Cybersecurity is not a new problem. What is new is the impact that cybersecurity has on society, amplified by the complexity and pervasiveness of modern systems. From the email servers in the 1990s, to the credit card information in the 2000s, to national critical infrastructures and the fundamental rights and freedoms of citizen in the face of ubiquitous data collection in the 2010s, the security of digital systems has become a matter of strategic importance as impacts diversify and complexity grows. The geopolitical implications, as highlighted by the European Commission President Juncker, are staggering:

“Cyber-attacks can be more dangerous to the stability of democracies and economies than guns and tanks”[1]

To face those threats, the first responses have known little coordination. Local and domain-specific approaches have sought to patch holes and recover the situation. However, these short-term, narrow efforts have quickly shown the need not only for more fundamental ways to address the problem but for an increased and more effective cooperation. In this regard an international race has started:

“We’re inventing new ways to collaborate and cooperate, at levels and speeds and dimensions that were never before possible. […]. Cooperation is really the stepping stone of civilization, human innovation and progress. Anything that we can imagine, that can be collaborated and cooperated on – that’s what we are going to do.”[2]

In this race, EU’s strategic interest is to ensure it develops and retains essential capacities to secure its digital economy, infrastructures, society, and democracy. At the moment Europe’s cybersecurity research, competences, and investments are spread across Europe with too little alignment.
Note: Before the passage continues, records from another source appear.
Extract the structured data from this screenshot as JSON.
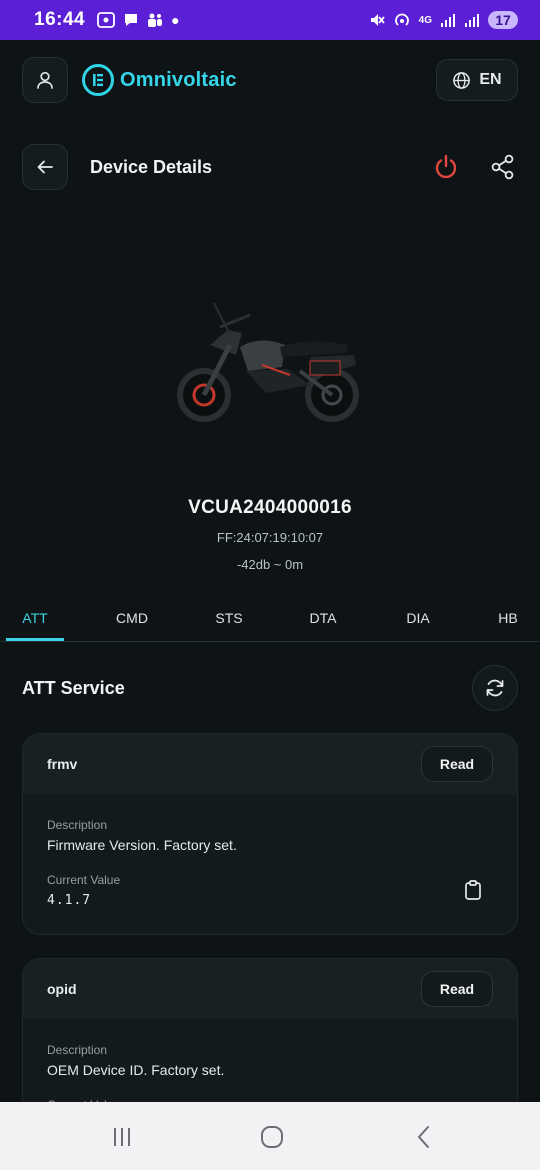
{
  "status_bar": {
    "time": "16:44",
    "network": "4G",
    "battery": "17"
  },
  "app_bar": {
    "brand": "Omnivoltaic",
    "language": "EN"
  },
  "page_header": {
    "title": "Device Details"
  },
  "device": {
    "id": "VCUA2404000016",
    "mac": "FF:24:07:19:10:07",
    "rssi_distance": "-42db ~ 0m"
  },
  "tabs": [
    "ATT",
    "CMD",
    "STS",
    "DTA",
    "DIA",
    "HB"
  ],
  "active_tab": "ATT",
  "service": {
    "title": "ATT Service"
  },
  "attributes": [
    {
      "name": "frmv",
      "read_label": "Read",
      "description_label": "Description",
      "description": "Firmware Version. Factory set.",
      "current_value_label": "Current Value",
      "current_value": "4.1.7"
    },
    {
      "name": "opid",
      "read_label": "Read",
      "description_label": "Description",
      "description": "OEM Device ID. Factory set.",
      "current_value_label": "Current Value"
    }
  ],
  "colors": {
    "status_bar": "#5b1fd6",
    "background": "#0e1416",
    "accent": "#3ed3e4",
    "power_icon": "#e0483e"
  },
  "icons": {
    "profile": "person-icon",
    "language": "globe-icon",
    "back": "arrow-left-icon",
    "power": "power-icon",
    "share": "share-icon",
    "refresh": "refresh-icon",
    "copy": "clipboard-icon"
  }
}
Nonetheless, with one of the greatest and most multi-cultural research ecosystems in the world, the EU has the means to take on this challenge, structure its cybersecurity landscape and capacities, and break new ground with a new generation of cybersecurity network. To this aim, the European Commission has announced its intention to create a Cybersecurity Competence Network with a European Cybersecurity Research and Competence Centre.

 

This is SPARTA

To respond to EU’s objectives and uphold their interests, the SPARTA consortium, led by CEA, assembles a balanced set of 44 actors from 14 EU Member States at the intersection of scientific excellence, technological innovation, and societal sciences in cybersecurity. Together, along with SPARTA Associates and SPARTA Friends, they aim at establishing and operating a pilot for an EU Cybersecurity Competence Network, setting up unique collaboration means and re-imagining the way cybersecurity research, innovation, and training are performed in Europe, from foundations to applications, in academia and industry.

 

Roadmap, Partnership, and Programs

Three main activities organize SPARTA. The first one is a Cybersecurity Research & Innovation Roadmap, an ambitious and continuously-evolving process to identify emerging trends and new societal, ethical, and industrial challenges in the complex field of cybersecurity. It leverages Europe’s strengths and opportunities across multiple disciplines, maturity levels and geographical locations.

The second activity makes Partnership a pillar of the EU’s future in cybersecurity, by setting up infrastructures and platforms to enable research and innovation collaborations, leveraging the strengths of already existing structures and organizations as well as fostering interaction with and among the SPARTA Associates and Friends community.

Last but not least, Research & Innovation Programs encourage the use of creative approaches in the implementation of the roadmap into concrete and actionable results. While this requires careful monitoring and feedback, the expertise gathered in SPARTA allows to tackle the most strategic challenges faced today by digital societies. To ensure the sustainability and the impact of their outputs, these Programs are supported, in turn, by activities on societal, legal, ethical and privacy aspects of research; on dissemination, exploitation and IPR; and on potential interactions with existing and new certification practices.

Table 1: SPARTA Programs

T-SHARK explores innovative work in full-spectrum situational awareness, with the goal of enabling the supervision of complex systems over heterogeneous time scales.

CAPE investigates new avenues for continuous assessment in polymorphous environments, creating new evaluation tools and techniques for handling tomorrow’s dynamic and elastic digital systems.

HAII-T aims to create a toolkit for high-assurance intelligent infrastructure, incorporating pivotal components for secure and resilient intelligent infrastructures.

SAFAIR devises secure and fair AI systems for citizen, delving into innovative approaches to make systems using AI more reliable and resilient.

 

SPARTA represents a committed effort in Europe to ensure the EU keeps and develops essential cybersecurity capacities. SPARTA helps integrating national and European activities in a coherent way, reducing fragmentation at European, national, and regional levels and contributing to their alignment. For the benefit of the community, the platforms and infrastructure integrated in SPARTA will help to sustain European industries and workforce with the latest technologies, expertise, education, and training, acting as key enablers for the objective of European strategic autonomy.

United we stand, in Diversity we prevail.